Çalışma ve Sosyal Güvenlik Bakanı Süleyman Soylu, bu kolaylığı, altyapı projelerinde uluslararası teknoloji transfer edilebilsin diye getirdiklerini söylüyor. Ancak muhalefet partisi milletvekilleri aynı fikirde değil. CHP’li Özkan Yalım, Meclis kürsüsünde, mimar odaları başkanlarından bilgi aldığını vurgulayarak şöyle demiş: “Şu anda Çin’de 54 bin civarında mimar bulunmaktadır. Bunun yarısı da işsizdir. Peki, Sayın Bakan, bu kanun çıktıktan sonra Çin’den 5-10 bin civarında mimar geldiğinde piyasanın ne duruma düşeceğini herhalde siz de tahmin edebiliyorsunuzdur. Şu andaki bizim kendi mimarlarımızın, mühendislerimizin haksız bir rekabetle karşı karşıya kalabileceğini çünkü Çin’den gelen mimarların çok daha düşük bir maliyetle çalışabileceğini özellikle belirtmek istiyorum.” Sorun bununla sınırlı değil. Yasayla yabancı mimarlara tanınan yeni haklara bizim mimarlar Avrupa’da sahip değil. Çünkü denklikleri yok.
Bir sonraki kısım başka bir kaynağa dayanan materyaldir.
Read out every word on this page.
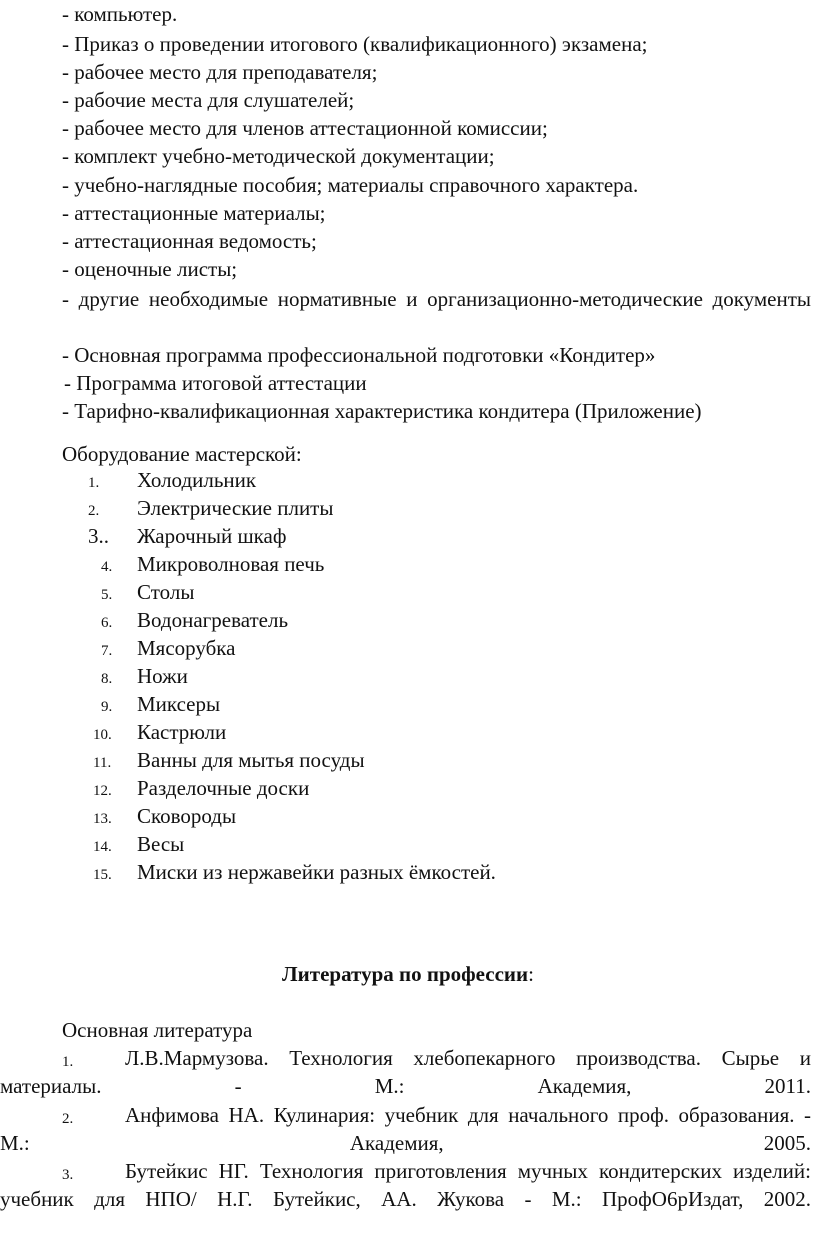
- компьютер.
- Приказ о проведении итогового (квалификационного) экзамена;
- рабочее место для преподавателя;
- рабочие места для слушателей;
- рабочее место для членов аттестационной комиссии;
- комплект учебно-методической документации;
- учебно-наглядные пособия; материалы справочного характера.
- аттестационные материалы;
- аттестационная ведомость;
- оценочные листы;
- другие необходимые нормативные и организационно-методические документы
- Основная программа профессиональной подготовки «Кондитер»
- Программа итоговой аттестации
- Тарифно-квалификационная характеристика кондитера (Приложение)
Оборудование мастерской:
1. Холодильник
2. Электрические плиты
3.. Жарочный шкаф
4. Микроволновая печь
5. Столы
6. Водонагреватель
7. Мясорубка
8. Ножи
9. Миксеры
10. Кастрюли
11. Ванны для мытья посуды
12. Разделочные доски
13. Сковороды
14. Весы
15. Миски из нержавейки разных ёмкостей.
Литература по профессии:
Основная литература
1.	Л.В.Мармузова. Технология хлебопекарного производства. Сырье и материалы. - М.: Академия, 2011.
2.	Анфимова НА. Кулинария: учебник для начального проф. образования. - М.: Академия, 2005.
3.	Бутейкис НГ. Технология приготовления мучных кондитерских изделий: учебник для НПО/ Н.Г. Бутейкис, АА. Жукова - М.: ПрофО6рИздат, 2002.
CHP’li Elif Doğan Türkmen, bu kanunu ülkede iş barışını bozacağı uyarısını yapmış ve aynı oturumda teşhisi gayet yalın koymuş: “Kanun tasarısının yaptığı tek şey, sermayeye ucuz işgücü sağlamaktır.” Türkiye’de mühendislik mimarlık eğitimi gören öğrenci sayısı 434 bin, işsiz mimar ve mühendis sayısı 100 binin üzerinde. Akademik ve mesleki yeterliliği kanıtlanmamış yabancı ülke çalışanlarına sağlanan bu engin kolaylıklar dizisinin toplumsal barışa hizmet etmediği açık. Türkiye bu yasayla kendi yurttaşları için aradığı koşulları yabancılarda aramayan, nitelikli işsiz yurttaşlarını kanun eliyle bir kez daha mağdur eden bir ülke oldu.

Peki, kimin için? Yine bir kısa cevapla bitirelim: Büyük altyapı projelerini yürüten müteahhitler için.”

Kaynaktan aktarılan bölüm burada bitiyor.